Despite these legal safeguards, the Disabled Vendors Community found themselves pushed to the point of protest. Why, one might ask, did it come to this when there are clear legal frameworks at both the national and county levels?

It is unreasonable, barbaric, immoral, and illegal to harass vulnerable and marginalized members of society, such as disabled vendors, whose only desire is to earn a living for their families on the streets of Nairobi. When did those in power become so insensitive? The Nairobi City County, led by the Governor and the County Assembly, stands accused of failing to uphold the law, subverting their oaths of office by not adhering to county and national laws and discriminating against persons with disabilities.

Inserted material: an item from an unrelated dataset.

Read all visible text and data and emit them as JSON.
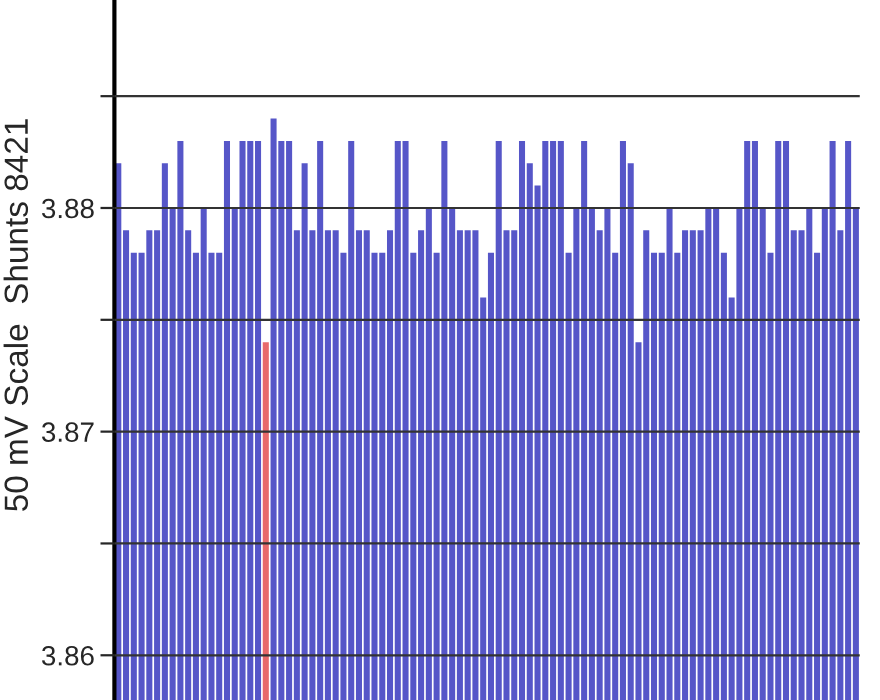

The need for law and order in the city is acknowledged, but doing so in exclusion of key stakeholders is nothing short of hypocrisy. Elected leaders, including Governors and Members of County Assembly, must realize that ultimate power lies with the people, as enshrined in Kenya’s Constitution under Article 1. Discrimination against persons with disabilities seeking opportunities to improve their livelihoods is straight out a violation of human rights.

As Mahatma Gandhi once said, “The true measure of any society can be found in how it treats its most vulnerable members.” It’s time Nairobi leaders, heed to these words and ensure that the disabled vendors are not just heard but also respected and provided with the opportunities they rightfully deserve.